Kutipan pidato Hamengkubuwana IX di atas membuat semua orang yang hadir dalam acara Jumenengan Dalem berdecak kagum. Sungguh berani, antiminder dan progresif. Banyak yang tidak menyangka, lebih-lebih para pejabat Governemen yang ikut hadir dalam acara penobatan itu.

Mereka yang semula menganggap Dorodjatun sebagai lelaki muda yang sangat lugu dan polos sehingga mudah diatur-atur ternyata mengawali pemerintahannya dengan kata-kata yang menggambarkan sifatnya yang serius dan teguh dalam berpendirian. Pidatonya mencerminkan sikap Sultan yang tetap akan memegang budaya jawa, juga sebagai pribumi dan akan membaktikan dirinya demi kepentingan Nusa dan bangsa. Jowo digowo, Barat diruwat!

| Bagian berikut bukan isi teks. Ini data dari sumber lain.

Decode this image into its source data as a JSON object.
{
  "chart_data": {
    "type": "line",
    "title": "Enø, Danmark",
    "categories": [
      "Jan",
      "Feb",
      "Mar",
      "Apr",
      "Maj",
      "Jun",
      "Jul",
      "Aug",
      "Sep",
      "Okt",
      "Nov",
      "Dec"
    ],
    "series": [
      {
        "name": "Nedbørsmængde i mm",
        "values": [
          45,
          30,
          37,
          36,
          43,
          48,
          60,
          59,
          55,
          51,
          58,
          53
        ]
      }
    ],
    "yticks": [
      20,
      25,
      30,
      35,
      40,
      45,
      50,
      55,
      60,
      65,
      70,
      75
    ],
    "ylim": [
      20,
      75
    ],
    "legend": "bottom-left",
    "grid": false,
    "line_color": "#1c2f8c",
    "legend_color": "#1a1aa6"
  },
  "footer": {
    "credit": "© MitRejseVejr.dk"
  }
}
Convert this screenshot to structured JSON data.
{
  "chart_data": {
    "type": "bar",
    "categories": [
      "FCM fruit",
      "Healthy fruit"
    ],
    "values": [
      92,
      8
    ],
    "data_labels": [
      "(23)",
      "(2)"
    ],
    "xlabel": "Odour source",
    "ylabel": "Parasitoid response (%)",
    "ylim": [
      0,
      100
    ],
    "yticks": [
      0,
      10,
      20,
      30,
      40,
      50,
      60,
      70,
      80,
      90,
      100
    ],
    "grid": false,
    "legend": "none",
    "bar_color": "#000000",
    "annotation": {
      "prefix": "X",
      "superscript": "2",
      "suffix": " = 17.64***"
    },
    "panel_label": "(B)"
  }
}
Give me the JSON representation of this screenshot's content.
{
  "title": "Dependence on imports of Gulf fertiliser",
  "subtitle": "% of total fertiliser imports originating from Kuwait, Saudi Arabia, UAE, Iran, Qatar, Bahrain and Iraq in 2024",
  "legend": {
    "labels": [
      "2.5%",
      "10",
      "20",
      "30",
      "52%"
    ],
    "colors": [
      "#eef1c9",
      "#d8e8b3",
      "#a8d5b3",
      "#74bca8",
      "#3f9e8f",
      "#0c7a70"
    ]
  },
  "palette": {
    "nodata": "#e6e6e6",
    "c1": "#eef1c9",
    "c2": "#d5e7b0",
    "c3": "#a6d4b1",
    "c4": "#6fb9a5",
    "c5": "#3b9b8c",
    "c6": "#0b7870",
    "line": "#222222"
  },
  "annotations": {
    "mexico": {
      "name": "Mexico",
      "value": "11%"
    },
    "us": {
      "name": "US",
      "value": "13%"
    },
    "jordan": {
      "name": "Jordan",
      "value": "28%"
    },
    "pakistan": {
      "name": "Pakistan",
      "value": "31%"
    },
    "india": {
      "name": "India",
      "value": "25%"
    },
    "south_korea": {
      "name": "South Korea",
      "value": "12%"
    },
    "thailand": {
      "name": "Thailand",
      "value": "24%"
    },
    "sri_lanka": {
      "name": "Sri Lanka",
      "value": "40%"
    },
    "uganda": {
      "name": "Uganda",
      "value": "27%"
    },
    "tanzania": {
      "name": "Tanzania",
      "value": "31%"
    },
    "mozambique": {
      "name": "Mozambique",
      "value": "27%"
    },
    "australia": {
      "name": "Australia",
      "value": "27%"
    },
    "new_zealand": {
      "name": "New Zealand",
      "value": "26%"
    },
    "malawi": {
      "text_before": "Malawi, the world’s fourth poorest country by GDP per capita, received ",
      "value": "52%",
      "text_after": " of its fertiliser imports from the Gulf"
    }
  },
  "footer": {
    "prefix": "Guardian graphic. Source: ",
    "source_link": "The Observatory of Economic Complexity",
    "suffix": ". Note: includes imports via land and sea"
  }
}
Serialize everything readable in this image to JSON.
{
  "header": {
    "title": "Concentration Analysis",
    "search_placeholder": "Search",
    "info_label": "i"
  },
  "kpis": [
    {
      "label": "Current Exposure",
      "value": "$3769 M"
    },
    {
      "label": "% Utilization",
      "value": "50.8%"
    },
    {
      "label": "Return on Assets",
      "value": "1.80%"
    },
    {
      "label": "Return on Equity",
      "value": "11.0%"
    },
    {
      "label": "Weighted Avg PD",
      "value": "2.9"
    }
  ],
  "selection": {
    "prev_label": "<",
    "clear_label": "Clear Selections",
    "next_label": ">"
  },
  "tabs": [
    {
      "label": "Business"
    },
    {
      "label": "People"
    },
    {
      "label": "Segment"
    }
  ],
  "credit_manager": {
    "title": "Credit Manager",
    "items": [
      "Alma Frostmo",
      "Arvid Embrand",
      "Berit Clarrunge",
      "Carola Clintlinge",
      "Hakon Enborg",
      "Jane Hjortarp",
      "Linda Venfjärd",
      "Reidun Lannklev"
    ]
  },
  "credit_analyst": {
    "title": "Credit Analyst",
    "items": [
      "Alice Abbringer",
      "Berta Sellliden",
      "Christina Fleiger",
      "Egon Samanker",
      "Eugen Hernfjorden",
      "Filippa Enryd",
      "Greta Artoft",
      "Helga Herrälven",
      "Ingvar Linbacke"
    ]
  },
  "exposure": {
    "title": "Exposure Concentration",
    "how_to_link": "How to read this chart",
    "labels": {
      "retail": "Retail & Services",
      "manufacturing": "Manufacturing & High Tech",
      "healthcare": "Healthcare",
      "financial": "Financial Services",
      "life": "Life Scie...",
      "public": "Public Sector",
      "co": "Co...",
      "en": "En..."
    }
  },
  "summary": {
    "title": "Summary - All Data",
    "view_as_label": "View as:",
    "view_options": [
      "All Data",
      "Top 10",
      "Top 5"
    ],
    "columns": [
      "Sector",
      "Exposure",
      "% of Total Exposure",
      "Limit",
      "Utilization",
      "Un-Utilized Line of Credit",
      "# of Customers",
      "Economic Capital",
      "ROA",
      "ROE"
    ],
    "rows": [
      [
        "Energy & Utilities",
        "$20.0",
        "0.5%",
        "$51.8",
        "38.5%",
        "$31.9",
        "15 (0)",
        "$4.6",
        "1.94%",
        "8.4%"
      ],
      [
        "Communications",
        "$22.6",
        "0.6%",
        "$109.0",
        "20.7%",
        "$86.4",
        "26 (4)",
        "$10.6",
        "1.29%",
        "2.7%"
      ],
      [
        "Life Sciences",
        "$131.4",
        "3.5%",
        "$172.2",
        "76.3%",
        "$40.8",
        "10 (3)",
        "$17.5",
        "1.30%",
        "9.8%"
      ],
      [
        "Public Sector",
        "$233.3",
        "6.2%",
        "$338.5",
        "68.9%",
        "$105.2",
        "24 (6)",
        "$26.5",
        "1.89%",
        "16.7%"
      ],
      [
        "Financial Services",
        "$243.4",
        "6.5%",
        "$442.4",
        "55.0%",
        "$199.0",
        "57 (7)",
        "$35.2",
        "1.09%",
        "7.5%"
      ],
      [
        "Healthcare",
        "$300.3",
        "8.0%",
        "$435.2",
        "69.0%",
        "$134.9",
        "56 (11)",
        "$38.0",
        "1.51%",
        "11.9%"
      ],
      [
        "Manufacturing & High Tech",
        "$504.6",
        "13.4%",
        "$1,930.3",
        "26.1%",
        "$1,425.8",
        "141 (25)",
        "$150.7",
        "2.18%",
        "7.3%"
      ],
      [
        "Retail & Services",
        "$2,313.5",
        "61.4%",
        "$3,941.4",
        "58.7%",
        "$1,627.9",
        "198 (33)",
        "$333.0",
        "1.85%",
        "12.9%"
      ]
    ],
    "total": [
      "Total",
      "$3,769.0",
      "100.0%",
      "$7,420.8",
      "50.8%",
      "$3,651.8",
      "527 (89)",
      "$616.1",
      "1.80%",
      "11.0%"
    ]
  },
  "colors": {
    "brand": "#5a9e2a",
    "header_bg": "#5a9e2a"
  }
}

Hamengku Buwono IX adalah satu di antara sekian banyak anak bangsa yang memiliki peran besar dalam membangun republik ini. Hampir seluruh babak hidupnya didarmabaktikan untuk berjuang dan membangun negeri ini. Semua kiprahnya sejak awal ditabalkan menjadi Sultan Yogyakarta adalah teladan seorang penguasa yang sangat mencintai tanah air, negeri tercintanya. Hubbul wathan minal iman mendarah daging dalam sosoknya.

Hubbul wathan minal iman dalam tataran praksis ejawantah, bukan di maqam slogan dan citra. Sejak republik ini lahir, ia adalah satu di antara pejuang yang menghibahkan seluruh waktu, tenaga, dan pikirannya untuk kepentingan bangsa Indonesia. Bahkan, ia tak segan-segan mengorbankan harta pribadinya untuk menyokong perjuangan rakyat di masa perjuangan mempertahankan kemerdekaan.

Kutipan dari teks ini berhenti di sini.